-- - - - - - - -- - - - - - - - - - - -Jornal do Commercio - Recife, 18 de dezembro de 1998

ABASTECIMENTO

Material de adutora sob suspeita

Da Sucursal de Caruaru

SÃO JOAQUIM DO MONTE - Os constantes vazamentos ocorridos na Adutora do Prata começam a levantar dúvidas da população de Caruaru em relação à qualidade do material utilizado na construção da tubulação, que tem 35 quilômetros de extensão. Os usuários reclamam de que têm sido obrigados a ficar horas sem água nas torneiras, até que sejam feitos os reparos várias vezes por semana.

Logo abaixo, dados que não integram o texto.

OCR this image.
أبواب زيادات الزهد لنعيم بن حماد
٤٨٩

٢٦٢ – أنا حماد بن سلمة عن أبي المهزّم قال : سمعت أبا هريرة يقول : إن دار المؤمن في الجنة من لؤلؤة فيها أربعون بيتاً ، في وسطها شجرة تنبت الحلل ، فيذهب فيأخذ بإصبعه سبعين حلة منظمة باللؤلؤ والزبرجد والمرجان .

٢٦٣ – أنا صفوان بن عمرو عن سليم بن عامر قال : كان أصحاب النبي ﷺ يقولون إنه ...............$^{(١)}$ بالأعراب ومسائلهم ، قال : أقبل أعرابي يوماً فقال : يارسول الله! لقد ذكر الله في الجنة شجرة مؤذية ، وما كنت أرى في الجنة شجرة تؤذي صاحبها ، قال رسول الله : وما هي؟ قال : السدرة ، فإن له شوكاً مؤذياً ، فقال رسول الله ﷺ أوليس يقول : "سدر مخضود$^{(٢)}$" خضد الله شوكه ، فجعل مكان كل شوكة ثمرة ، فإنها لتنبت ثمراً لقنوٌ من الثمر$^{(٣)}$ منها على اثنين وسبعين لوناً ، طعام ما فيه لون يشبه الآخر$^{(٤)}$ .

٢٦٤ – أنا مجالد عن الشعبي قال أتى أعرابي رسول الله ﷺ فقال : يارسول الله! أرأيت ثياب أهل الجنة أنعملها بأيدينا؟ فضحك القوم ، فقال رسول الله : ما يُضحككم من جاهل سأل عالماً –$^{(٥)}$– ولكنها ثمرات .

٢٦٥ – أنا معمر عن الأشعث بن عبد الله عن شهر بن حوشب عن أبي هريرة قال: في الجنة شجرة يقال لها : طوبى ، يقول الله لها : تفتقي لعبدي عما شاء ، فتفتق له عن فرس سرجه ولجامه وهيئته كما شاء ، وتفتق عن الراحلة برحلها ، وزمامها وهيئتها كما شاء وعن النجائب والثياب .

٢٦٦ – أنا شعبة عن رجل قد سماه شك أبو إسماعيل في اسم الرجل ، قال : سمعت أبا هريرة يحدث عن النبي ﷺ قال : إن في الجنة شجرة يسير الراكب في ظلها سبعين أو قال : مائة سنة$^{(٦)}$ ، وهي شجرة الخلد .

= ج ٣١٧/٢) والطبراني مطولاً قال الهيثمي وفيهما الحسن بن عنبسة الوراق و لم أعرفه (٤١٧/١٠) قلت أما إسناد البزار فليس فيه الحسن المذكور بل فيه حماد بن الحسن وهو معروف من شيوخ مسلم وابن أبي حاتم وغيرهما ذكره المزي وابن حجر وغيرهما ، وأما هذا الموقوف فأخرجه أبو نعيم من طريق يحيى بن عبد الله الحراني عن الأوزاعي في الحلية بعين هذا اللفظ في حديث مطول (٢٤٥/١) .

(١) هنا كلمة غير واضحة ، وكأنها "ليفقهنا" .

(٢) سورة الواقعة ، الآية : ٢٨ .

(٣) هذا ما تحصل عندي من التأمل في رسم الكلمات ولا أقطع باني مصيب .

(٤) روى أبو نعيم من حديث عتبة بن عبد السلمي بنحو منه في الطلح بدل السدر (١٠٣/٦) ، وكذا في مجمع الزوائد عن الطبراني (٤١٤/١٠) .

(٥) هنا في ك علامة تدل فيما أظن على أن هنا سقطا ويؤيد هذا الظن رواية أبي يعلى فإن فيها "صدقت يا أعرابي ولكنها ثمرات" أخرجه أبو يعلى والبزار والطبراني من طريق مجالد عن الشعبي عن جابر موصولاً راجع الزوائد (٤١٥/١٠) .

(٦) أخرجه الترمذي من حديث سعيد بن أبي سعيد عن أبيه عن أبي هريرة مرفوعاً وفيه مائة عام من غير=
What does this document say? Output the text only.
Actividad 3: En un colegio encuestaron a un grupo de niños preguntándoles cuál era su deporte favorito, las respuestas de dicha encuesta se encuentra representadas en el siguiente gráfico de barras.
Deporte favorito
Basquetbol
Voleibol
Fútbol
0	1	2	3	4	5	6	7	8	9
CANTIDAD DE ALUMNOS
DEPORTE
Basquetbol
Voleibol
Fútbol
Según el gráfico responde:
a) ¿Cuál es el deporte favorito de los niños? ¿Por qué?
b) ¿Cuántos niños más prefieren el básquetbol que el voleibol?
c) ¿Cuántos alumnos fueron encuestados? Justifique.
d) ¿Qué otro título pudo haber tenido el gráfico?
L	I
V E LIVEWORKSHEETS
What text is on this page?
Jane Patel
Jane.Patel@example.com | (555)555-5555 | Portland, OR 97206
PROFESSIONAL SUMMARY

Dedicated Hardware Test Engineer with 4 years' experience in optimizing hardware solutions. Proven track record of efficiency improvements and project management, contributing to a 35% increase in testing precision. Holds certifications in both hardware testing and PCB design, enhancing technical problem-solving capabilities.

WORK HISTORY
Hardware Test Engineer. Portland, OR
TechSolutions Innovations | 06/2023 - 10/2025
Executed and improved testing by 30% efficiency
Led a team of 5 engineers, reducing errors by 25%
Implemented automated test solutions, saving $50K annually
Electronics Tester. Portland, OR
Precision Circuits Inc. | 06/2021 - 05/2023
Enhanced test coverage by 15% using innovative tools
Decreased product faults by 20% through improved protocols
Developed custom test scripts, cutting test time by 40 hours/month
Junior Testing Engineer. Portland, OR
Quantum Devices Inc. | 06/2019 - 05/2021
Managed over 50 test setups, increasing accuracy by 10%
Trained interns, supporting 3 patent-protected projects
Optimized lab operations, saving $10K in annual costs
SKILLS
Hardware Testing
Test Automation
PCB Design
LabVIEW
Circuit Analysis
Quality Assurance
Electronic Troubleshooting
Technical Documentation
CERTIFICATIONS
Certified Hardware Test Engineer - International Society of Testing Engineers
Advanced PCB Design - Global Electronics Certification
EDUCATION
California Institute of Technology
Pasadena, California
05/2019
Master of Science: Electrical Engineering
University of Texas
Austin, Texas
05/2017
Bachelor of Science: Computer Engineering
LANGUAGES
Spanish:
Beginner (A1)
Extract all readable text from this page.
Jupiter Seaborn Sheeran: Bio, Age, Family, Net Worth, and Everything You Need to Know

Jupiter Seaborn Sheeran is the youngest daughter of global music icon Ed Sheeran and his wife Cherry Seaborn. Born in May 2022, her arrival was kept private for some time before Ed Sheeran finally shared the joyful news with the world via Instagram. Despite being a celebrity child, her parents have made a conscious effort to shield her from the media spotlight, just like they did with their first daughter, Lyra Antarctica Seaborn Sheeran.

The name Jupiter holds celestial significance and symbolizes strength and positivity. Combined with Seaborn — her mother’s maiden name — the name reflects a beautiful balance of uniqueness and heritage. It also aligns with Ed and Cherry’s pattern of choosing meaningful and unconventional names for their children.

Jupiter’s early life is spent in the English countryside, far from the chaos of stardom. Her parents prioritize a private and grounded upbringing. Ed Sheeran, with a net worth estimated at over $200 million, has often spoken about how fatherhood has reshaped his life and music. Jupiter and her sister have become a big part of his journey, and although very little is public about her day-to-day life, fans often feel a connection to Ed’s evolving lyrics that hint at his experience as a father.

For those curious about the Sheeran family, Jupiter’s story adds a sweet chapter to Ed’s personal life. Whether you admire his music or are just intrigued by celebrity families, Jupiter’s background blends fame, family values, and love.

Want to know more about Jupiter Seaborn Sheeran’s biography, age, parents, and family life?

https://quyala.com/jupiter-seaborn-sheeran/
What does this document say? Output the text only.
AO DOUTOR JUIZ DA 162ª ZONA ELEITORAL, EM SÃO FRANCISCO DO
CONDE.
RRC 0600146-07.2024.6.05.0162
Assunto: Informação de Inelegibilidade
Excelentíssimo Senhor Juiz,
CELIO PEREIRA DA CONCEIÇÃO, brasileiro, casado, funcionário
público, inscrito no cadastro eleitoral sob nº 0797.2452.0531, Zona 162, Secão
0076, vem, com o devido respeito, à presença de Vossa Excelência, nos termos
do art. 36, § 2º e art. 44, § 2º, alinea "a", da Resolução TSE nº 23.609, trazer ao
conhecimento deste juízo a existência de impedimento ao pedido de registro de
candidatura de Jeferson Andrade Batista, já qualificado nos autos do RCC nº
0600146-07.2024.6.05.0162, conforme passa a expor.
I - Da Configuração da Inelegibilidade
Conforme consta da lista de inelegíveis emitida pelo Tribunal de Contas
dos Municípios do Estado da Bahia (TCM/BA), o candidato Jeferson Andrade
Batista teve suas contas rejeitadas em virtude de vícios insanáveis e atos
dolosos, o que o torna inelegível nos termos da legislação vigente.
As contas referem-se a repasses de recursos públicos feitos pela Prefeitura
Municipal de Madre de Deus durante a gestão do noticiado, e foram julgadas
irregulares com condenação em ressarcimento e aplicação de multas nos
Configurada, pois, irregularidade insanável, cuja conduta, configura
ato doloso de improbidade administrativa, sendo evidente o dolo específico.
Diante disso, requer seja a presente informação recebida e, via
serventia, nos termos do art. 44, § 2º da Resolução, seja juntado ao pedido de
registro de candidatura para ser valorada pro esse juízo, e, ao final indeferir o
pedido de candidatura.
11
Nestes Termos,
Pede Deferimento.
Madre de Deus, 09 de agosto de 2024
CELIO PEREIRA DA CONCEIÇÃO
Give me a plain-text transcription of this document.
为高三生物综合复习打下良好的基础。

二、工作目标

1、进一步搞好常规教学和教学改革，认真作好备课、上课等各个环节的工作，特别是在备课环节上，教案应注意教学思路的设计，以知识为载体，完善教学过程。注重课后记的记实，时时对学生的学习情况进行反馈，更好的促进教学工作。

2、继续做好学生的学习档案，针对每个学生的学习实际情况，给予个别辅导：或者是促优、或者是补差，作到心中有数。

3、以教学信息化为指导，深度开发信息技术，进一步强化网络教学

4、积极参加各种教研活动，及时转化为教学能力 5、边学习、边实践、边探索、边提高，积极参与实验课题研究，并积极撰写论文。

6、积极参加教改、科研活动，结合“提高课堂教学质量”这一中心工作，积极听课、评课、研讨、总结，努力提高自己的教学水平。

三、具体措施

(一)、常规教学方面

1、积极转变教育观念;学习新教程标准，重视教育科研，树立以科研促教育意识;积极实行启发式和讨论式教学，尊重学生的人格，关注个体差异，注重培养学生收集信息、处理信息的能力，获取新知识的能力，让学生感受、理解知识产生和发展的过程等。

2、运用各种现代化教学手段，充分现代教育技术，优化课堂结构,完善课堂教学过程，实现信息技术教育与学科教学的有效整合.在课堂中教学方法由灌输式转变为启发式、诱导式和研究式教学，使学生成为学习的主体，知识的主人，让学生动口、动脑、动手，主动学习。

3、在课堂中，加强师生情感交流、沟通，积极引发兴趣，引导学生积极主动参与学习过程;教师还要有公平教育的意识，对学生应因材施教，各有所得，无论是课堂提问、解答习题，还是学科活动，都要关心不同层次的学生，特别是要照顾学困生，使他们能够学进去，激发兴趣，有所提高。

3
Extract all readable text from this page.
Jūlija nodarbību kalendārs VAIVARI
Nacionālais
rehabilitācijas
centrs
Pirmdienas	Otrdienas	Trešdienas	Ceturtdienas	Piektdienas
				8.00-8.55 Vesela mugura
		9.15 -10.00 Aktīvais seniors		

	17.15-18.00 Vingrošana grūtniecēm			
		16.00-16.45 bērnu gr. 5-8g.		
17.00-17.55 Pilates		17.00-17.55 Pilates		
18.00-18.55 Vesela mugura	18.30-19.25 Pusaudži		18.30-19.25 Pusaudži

O mais recente rompimento da adutora aconteceu no Sítio Formigueiro, neste município, tendo início desde o último sábado, a menos de cem metros do local onde uma tubulação rompeu-se e foi consertada há uma semana. A proprietária do sítio, Marluce Coelho Ramalho Vasconcelos, 51, atribuiu toda a culpa do vazamento à Compesa. "É muito fácil querer jogar para o pequeno agricultor toda a culpa pelos constantes vazamentos, sem querer assumir os erros por um serviço malfeito", desabafou a agricultora. Ao lado do gerente regional da Compesa, em Caruaru, Judas Tadeu de Souza, dona Marluce disse ser esta a terceira vez que o vazamento acontece naquela local e que até agora a Compesa não conseguiu realizar um conserto definitivo.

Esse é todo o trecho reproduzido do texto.